SCHOOLS are braced for “strike” action by children after tens of thousands of people signed a petition supporting a boycott in protest over exams for six- and seven-year-olds.

The Let Our Kids Be Kids campaign wants parents across England to keep their children off school today, saying they are “over-tested, over-worked and in a school system that places more importance on test results and league tables than children’s happiness and joy of learning”.

The petition, signed by more than 38,000 people, added: “We want our kids to be kids again and enjoy learning for learning’s sake, not for Ofsted results or league table figures.

“Bring back the creativity and the fun – say goodbye to repetition and boredom.”

In an open letter to Education Secretary Nicky Morgan, published on their website, the Year Two parents behind Let Our Kids Be Kids said they “represent the voice of parents across the country” who “want an end to Sats (standard assessment tests) now”. 

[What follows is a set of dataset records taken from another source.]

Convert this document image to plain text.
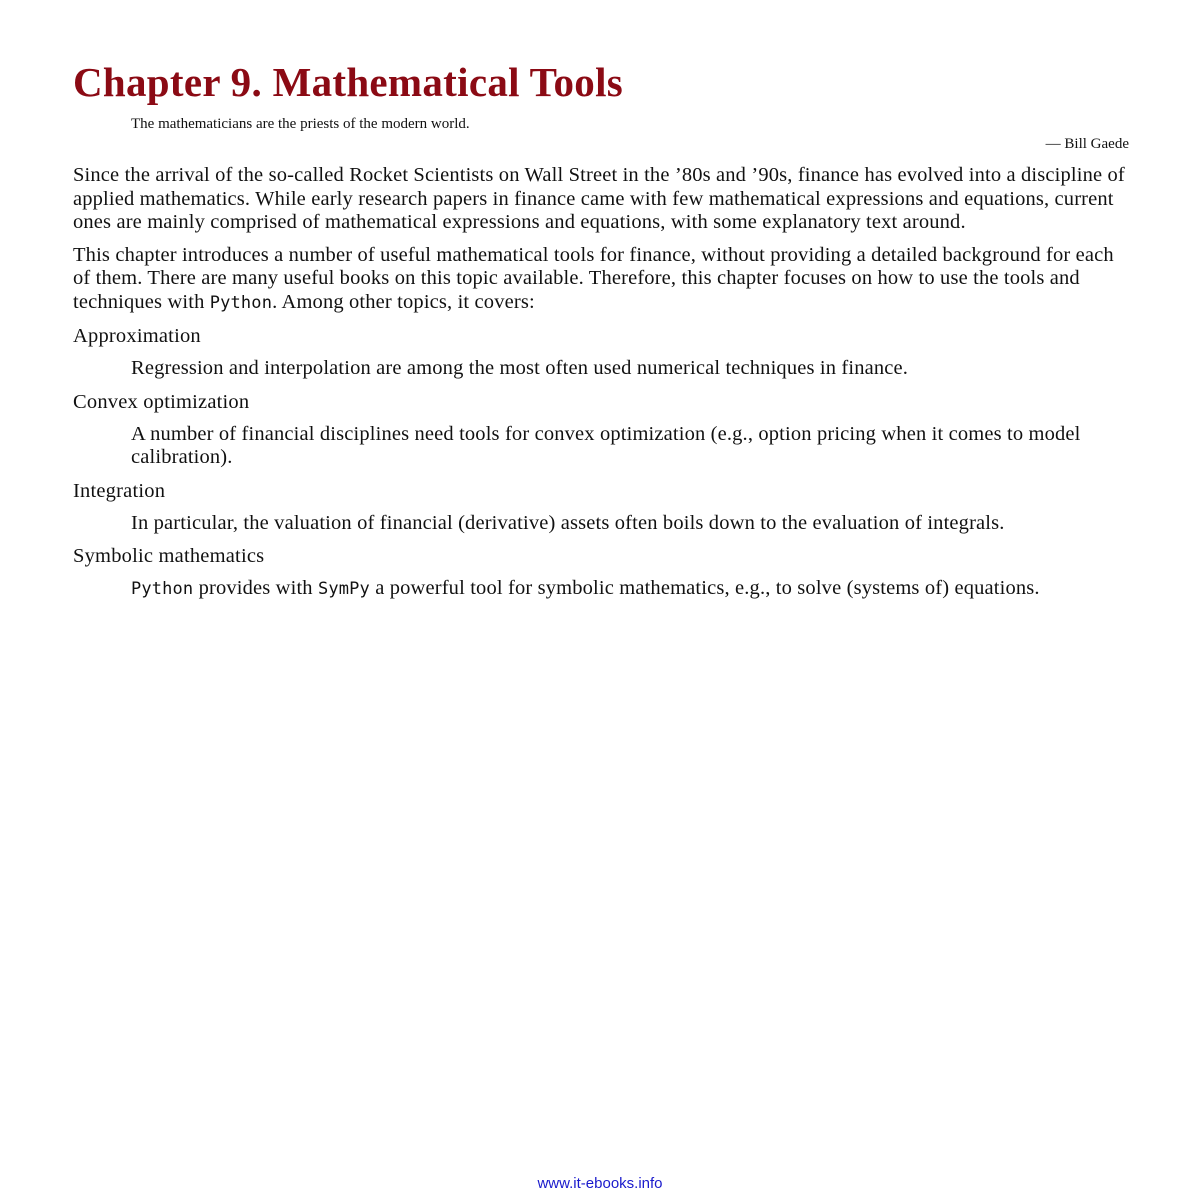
Chapter 9. Mathematical Tools
The mathematicians are the priests of the modern world.
— Bill Gaede

Since the arrival of the so-called Rocket Scientists on Wall Street in the ’80s and ’90s, finance has evolved into a discipline of applied mathematics. While early research papers in finance came with few mathematical expressions and equations, current ones are mainly comprised of mathematical expressions and equations, with some explanatory text around.

This chapter introduces a number of useful mathematical tools for finance, without providing a detailed background for each of them. There are many useful books on this topic available. Therefore, this chapter focuses on how to use the tools and techniques with Python. Among other topics, it covers:

Approximation
Regression and interpolation are among the most often used numerical techniques in finance.
Convex optimization
A number of financial disciplines need tools for convex optimization (e.g., option pricing when it comes to model calibration).
Integration
In particular, the valuation of financial (derivative) assets often boils down to the evaluation of integrals.
Symbolic mathematics
Python provides with SymPy a powerful tool for symbolic mathematics, e.g., to solve (systems of) equations.
www.it-ebooks.info
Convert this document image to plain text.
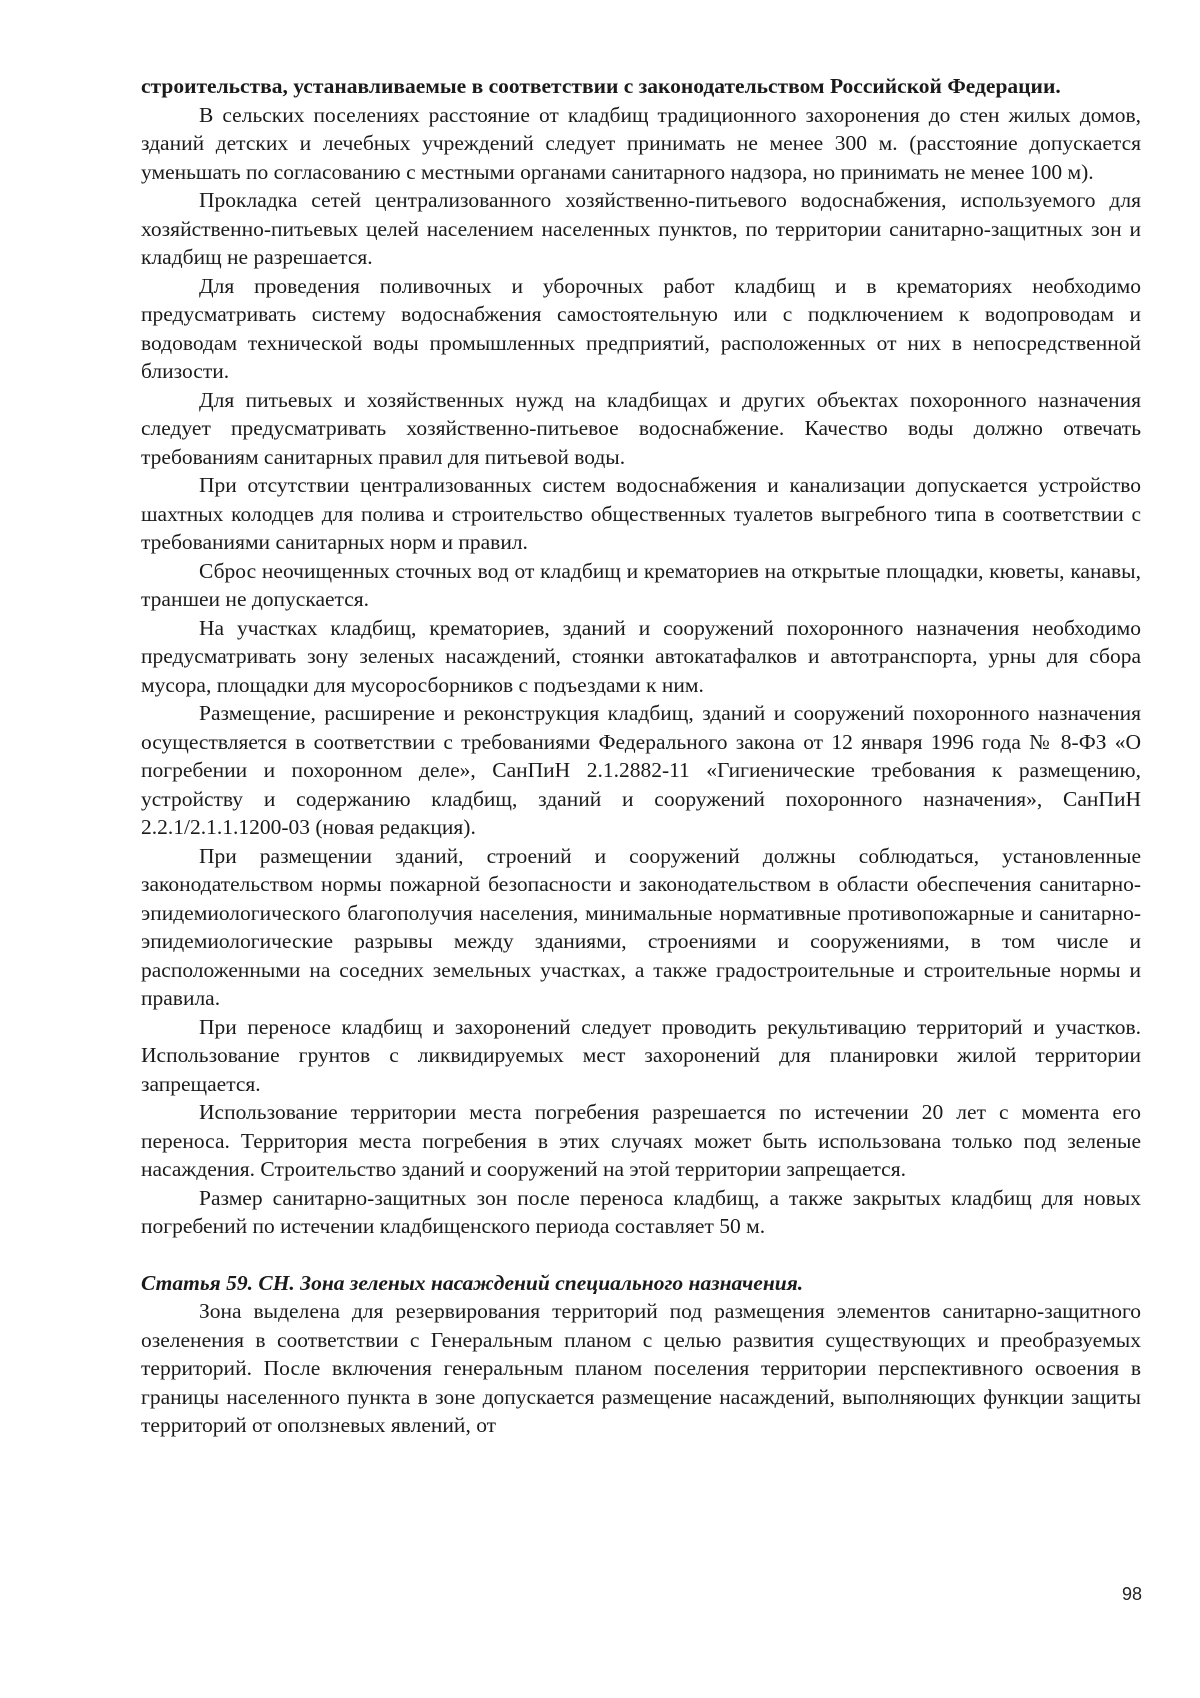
строительства, устанавливаемые в соответствии с законодательством Российской Федерации.

В сельских поселениях расстояние от кладбищ традиционного захоронения до стен жилых домов, зданий детских и лечебных учреждений следует принимать не менее 300 м. (расстояние допускается уменьшать по согласованию с местными органами санитарного надзора, но принимать не менее 100 м).

Прокладка сетей централизованного хозяйственно-питьевого водоснабжения, используемого для хозяйственно-питьевых целей населением населенных пунктов, по территории санитарно-защитных зон и кладбищ не разрешается.

Для проведения поливочных и уборочных работ кладбищ и в крематориях необходимо предусматривать систему водоснабжения самостоятельную или с подключением к водопроводам и водоводам технической воды промышленных предприятий, расположенных от них в непосредственной близости.

Для питьевых и хозяйственных нужд на кладбищах и других объектах похоронного назначения следует предусматривать хозяйственно-питьевое водоснабжение. Качество воды должно отвечать требованиям санитарных правил для питьевой воды.

При отсутствии централизованных систем водоснабжения и канализации допускается устройство шахтных колодцев для полива и строительство общественных туалетов выгребного типа в соответствии с требованиями санитарных норм и правил.

Сброс неочищенных сточных вод от кладбищ и крематориев на открытые площадки, кюветы, канавы, траншеи не допускается.

На участках кладбищ, крематориев, зданий и сооружений похоронного назначения необходимо предусматривать зону зеленых насаждений, стоянки автокатафалков и автотранспорта, урны для сбора мусора, площадки для мусоросборников с подъездами к ним.

Размещение, расширение и реконструкция кладбищ, зданий и сооружений похоронного назначения осуществляется в соответствии с требованиями Федерального закона от 12 января 1996 года № 8-ФЗ «О погребении и похоронном деле», СанПиН 2.1.2882-11 «Гигиенические требования к размещению, устройству и содержанию кладбищ, зданий и сооружений похоронного назначения», СанПиН 2.2.1/2.1.1.1200-03 (новая редакция).

При размещении зданий, строений и сооружений должны соблюдаться, установленные законодательством нормы пожарной безопасности и законодательством в области обеспечения санитарно-эпидемиологического благополучия населения, минимальные нормативные противопожарные и санитарно-эпидемиологические разрывы между зданиями, строениями и сооружениями, в том числе и расположенными на соседних земельных участках, а также градостроительные и строительные нормы и правила.

При переносе кладбищ и захоронений следует проводить рекультивацию территорий и участков. Использование грунтов с ликвидируемых мест захоронений для планировки жилой территории запрещается.

Использование территории места погребения разрешается по истечении 20 лет с момента его переноса. Территория места погребения в этих случаях может быть использована только под зеленые насаждения. Строительство зданий и сооружений на этой территории запрещается.

Размер санитарно-защитных зон после переноса кладбищ, а также закрытых кладбищ для новых погребений по истечении кладбищенского периода составляет 50 м.

Статья 59. СН. Зона зеленых насаждений специального назначения.

Зона выделена для резервирования территорий под размещения элементов санитарно-защитного озеленения в соответствии с Генеральным планом с целью развития существующих и преобразуемых территорий. После включения генеральным планом поселения территории перспективного освоения в границы населенного пункта в зоне допускается размещение насаждений, выполняющих функции защиты территорий от оползневых явлений, от

98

They wrote: “Please take a long, hard look at this. “Do you want your legacy to be the confident cancellation of unneeded and unnecessary Sats, showing you are listening to your electorate and the teachers you claim to support ... or the overseeing of a shambolic testing regime desperately unwanted by millions of people to the point that this country saw its first open parent revolt?

“You have the power to stop these tests. NOW. Our children, our teachers and our schools deserve better than this.”

Sats are taken by children aged six or seven in Year Two and then again in Year Six, aged 10 or 11, before a third set in Year Nine aged 13 or 14.

The Education Secretary warned that missing school even for a single day would be “harmful” and called for those behind the “damaging” campaign to reconsider their actions. In a speech on Saturday, she said: “What are the limits placed on a child’s imagination, when they cannot write down their ideas for others to read?”